Bevor man Zeit oder Geld spendet, ermöglichen einige Überprüfungen die Bewertung der Solidität einer Vereinsstruktur.

  • Die Veröffentlichung der Jahresabschlüsse ist für Vereine, die mehr als einen bestimmten Betrag an Spenden oder Zuschüssen erhalten, obligatorisch. Diese Dokumente sind einsehbar und geben Auskunft über den Anteil der Mittel, der tatsächlich den sozialen Missionen zugewiesen wird.
  • Die Unterzeichnung der Charta der Prinzipien der Republik (seit 2022 für subventionierte Vereine vorgeschrieben) ist ein Indikator für die administrative Konformität.
  • Die Existenz eines Safeguarding-Ansprechpartners und eines internen Meldeverfahrens zeigt, dass der Verein die Normen zum Schutz von Kindern integriert hat.

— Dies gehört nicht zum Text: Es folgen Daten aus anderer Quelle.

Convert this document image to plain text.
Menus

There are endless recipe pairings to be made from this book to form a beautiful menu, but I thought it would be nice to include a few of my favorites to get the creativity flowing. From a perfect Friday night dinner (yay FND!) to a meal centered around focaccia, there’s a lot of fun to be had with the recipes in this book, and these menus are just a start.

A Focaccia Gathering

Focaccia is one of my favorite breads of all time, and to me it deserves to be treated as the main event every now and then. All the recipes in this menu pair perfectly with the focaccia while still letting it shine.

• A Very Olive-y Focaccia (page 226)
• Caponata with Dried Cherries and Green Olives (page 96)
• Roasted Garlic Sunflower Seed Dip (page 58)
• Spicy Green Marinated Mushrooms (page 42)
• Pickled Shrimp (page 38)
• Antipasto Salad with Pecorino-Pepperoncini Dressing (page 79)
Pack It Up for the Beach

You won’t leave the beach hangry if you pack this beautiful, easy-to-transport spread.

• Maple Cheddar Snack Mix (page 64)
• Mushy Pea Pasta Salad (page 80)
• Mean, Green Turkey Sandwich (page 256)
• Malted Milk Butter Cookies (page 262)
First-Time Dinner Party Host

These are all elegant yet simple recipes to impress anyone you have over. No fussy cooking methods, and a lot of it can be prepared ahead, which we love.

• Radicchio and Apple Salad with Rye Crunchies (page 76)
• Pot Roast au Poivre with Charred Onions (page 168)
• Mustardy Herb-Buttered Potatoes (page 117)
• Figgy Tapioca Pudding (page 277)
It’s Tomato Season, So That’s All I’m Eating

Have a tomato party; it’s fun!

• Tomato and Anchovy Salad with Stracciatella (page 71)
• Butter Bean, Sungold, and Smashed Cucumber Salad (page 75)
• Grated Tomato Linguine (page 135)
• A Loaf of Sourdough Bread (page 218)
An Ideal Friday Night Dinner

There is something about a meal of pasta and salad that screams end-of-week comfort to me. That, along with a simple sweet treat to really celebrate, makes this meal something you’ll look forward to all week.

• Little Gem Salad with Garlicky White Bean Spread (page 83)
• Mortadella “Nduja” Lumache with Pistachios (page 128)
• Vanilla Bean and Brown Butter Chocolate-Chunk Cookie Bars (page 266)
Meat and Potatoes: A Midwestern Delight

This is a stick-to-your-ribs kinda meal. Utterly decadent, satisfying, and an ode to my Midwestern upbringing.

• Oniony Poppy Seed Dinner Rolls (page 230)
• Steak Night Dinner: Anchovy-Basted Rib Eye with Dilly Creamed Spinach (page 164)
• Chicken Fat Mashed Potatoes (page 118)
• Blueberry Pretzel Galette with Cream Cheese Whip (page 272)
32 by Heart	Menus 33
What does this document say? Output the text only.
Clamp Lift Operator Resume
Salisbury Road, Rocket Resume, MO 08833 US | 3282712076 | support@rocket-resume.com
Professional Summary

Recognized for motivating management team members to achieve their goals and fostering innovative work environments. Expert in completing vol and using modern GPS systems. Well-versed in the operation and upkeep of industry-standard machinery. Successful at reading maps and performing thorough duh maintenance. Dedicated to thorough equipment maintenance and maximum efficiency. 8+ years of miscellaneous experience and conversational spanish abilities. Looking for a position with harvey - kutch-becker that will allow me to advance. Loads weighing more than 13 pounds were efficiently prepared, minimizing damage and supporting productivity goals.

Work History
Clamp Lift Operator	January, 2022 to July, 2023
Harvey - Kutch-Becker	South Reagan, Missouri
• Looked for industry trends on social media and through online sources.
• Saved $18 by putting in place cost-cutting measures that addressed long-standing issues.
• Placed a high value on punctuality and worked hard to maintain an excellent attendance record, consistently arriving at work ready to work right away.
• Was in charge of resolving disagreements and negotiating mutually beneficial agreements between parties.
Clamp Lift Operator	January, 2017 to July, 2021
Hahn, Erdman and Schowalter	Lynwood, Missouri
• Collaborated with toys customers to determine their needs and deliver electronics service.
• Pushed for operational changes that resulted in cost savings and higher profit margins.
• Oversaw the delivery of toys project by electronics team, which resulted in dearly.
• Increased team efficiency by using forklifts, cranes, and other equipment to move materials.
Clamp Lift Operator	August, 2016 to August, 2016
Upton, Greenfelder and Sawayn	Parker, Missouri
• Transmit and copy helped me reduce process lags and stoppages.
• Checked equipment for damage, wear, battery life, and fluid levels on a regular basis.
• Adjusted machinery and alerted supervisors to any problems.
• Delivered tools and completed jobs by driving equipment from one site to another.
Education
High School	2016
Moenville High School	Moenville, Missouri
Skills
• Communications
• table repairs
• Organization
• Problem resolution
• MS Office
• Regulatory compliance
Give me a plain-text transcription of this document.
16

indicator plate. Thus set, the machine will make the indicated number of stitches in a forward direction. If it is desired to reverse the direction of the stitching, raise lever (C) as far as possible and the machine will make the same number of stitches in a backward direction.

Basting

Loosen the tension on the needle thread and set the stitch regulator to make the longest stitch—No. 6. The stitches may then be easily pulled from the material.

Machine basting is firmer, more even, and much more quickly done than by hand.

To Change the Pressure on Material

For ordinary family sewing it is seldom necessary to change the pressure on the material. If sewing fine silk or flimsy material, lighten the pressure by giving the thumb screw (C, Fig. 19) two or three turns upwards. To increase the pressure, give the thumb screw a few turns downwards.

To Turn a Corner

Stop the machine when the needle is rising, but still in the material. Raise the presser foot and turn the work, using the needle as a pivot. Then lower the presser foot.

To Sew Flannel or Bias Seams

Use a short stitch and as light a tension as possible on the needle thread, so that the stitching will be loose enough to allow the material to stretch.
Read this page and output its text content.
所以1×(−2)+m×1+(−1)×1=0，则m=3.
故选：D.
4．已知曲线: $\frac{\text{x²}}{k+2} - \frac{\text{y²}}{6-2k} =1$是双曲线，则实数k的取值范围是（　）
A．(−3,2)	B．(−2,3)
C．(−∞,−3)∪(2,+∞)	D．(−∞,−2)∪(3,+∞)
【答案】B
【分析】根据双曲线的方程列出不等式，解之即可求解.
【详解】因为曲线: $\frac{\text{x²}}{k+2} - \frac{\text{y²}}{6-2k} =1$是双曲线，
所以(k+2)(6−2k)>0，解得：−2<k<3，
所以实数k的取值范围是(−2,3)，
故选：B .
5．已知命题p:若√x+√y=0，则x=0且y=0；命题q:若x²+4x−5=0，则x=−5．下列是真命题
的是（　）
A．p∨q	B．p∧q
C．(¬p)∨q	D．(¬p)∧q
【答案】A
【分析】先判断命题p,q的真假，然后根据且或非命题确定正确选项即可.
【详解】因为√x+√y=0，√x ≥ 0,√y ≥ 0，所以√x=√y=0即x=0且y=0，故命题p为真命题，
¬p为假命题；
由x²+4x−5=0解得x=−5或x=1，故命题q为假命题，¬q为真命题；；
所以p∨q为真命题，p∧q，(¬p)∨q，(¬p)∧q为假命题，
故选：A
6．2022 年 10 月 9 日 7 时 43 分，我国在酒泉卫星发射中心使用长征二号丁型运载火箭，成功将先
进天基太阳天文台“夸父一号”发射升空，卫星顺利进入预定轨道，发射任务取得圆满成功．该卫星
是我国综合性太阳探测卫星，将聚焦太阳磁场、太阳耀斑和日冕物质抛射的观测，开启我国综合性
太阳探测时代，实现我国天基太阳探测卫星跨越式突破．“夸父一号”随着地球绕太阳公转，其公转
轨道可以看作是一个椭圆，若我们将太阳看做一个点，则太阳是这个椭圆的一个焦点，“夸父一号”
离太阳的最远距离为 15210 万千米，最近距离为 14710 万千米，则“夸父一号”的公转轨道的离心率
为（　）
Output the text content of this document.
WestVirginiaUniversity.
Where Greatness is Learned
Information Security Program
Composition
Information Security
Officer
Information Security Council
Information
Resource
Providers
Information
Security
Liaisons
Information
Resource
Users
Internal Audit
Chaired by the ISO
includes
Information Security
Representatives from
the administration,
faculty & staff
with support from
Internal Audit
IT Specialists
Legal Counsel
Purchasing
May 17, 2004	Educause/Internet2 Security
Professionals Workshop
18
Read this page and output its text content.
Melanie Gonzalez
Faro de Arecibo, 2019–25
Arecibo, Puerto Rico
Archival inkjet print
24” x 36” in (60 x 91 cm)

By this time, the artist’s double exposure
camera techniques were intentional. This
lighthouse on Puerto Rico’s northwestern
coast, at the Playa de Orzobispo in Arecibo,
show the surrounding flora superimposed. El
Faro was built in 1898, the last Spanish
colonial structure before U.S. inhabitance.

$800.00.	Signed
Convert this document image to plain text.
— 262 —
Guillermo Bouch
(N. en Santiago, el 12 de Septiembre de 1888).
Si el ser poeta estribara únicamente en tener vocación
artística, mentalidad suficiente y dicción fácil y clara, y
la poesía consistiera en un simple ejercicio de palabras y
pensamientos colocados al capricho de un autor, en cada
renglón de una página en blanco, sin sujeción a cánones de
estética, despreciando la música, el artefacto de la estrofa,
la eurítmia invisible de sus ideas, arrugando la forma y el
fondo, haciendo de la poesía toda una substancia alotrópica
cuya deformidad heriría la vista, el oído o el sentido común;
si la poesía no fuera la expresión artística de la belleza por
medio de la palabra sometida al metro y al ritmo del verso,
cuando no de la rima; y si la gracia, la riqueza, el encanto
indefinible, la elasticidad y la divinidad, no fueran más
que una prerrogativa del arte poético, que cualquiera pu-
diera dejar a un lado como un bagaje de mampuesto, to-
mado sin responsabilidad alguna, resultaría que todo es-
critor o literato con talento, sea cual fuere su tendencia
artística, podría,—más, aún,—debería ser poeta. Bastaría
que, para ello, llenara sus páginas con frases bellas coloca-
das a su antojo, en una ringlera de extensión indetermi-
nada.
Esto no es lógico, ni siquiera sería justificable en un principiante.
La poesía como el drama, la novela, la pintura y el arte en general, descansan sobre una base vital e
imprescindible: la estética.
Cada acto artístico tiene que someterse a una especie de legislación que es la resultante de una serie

Ein transparenter Verein veröffentlicht seine Tätigkeitsberichte und detailliert die Verwendung jedes erhaltenen Euro. Das Fehlen dieser Dokumente bedeutet nicht unbedingt eine schlechte Verwaltung, schränkt jedoch die Fähigkeit des Spenders ein, die tatsächliche Wirkung seines Beitrags zu bewerten.

Die Vereinsarbeit zugunsten von Kindern hat in den letzten Jahren an Struktur gewonnen, bedingt durch die kombinierten Anforderungen der französischen Regulierung und der europäischen Finanzierung. Für einen Freiwilligen oder Spender vereinfacht diese Entwicklung die Wahl: Die Vereine, die ihre Safeguarding-Verfahren offenlegen, ihre Konten veröffentlichen und ihre Finanzierungsquellen diversifizieren, bieten den zuverlässigsten Rahmen, um benachteiligte Kinder nachhaltig zu unterstützen.